Avec l'effondrement de sa « profondeur stratégique », le régime est confronté à deux voies : 

  • Continuer à soutenir ses mandataires, acceptant ainsi une confrontation directe avec Israël. Dans ce cas, les attaques israéliennes pourraient déstabiliser le régime, créant la situation même que Khamenei voulait éviter au début du conflit et ouvrant la voie à d'autres soulèvements. 
  • Retirer son soutien à ses mandataires, ce qui obligerait le régime à s'ouvrir à l'intérieur et à réduire la répression dans une certaine mesure. Jusqu'à présent, le régime a utilisé la guerre pour couvrir son oppression. Mais sans le bellicisme, le régime devrait permettre une plus grande ouverture. Après 40 ans de répression, cela provoquerait probablement une explosion massive du mécontentement de la population, comme un baril de poudre qui finit par exploser. 

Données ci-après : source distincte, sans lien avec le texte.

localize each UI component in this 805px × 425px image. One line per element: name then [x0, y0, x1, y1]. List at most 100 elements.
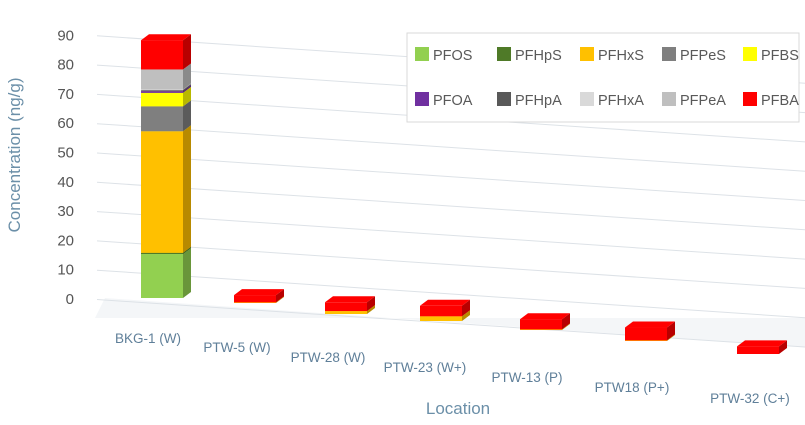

Le régime iranien se trouve dans une impasse stratégique. S'il cherche à se doter de l'arme nucléaire, il s'engage sur une voie sans retour. S'il ne le fait pas, il s'expose à un effondrement inévitable aux mains de son propre peuple. Le seul choix qui s'offre au régime semble être, comme Ali Khamenei l'a prévenu un jour, entre la mort et le suicide par peur de la mort. 

Hamid Enayat est politologue, spécialiste de l'Iran, et travaille avec l'opposition démocratique iranienne.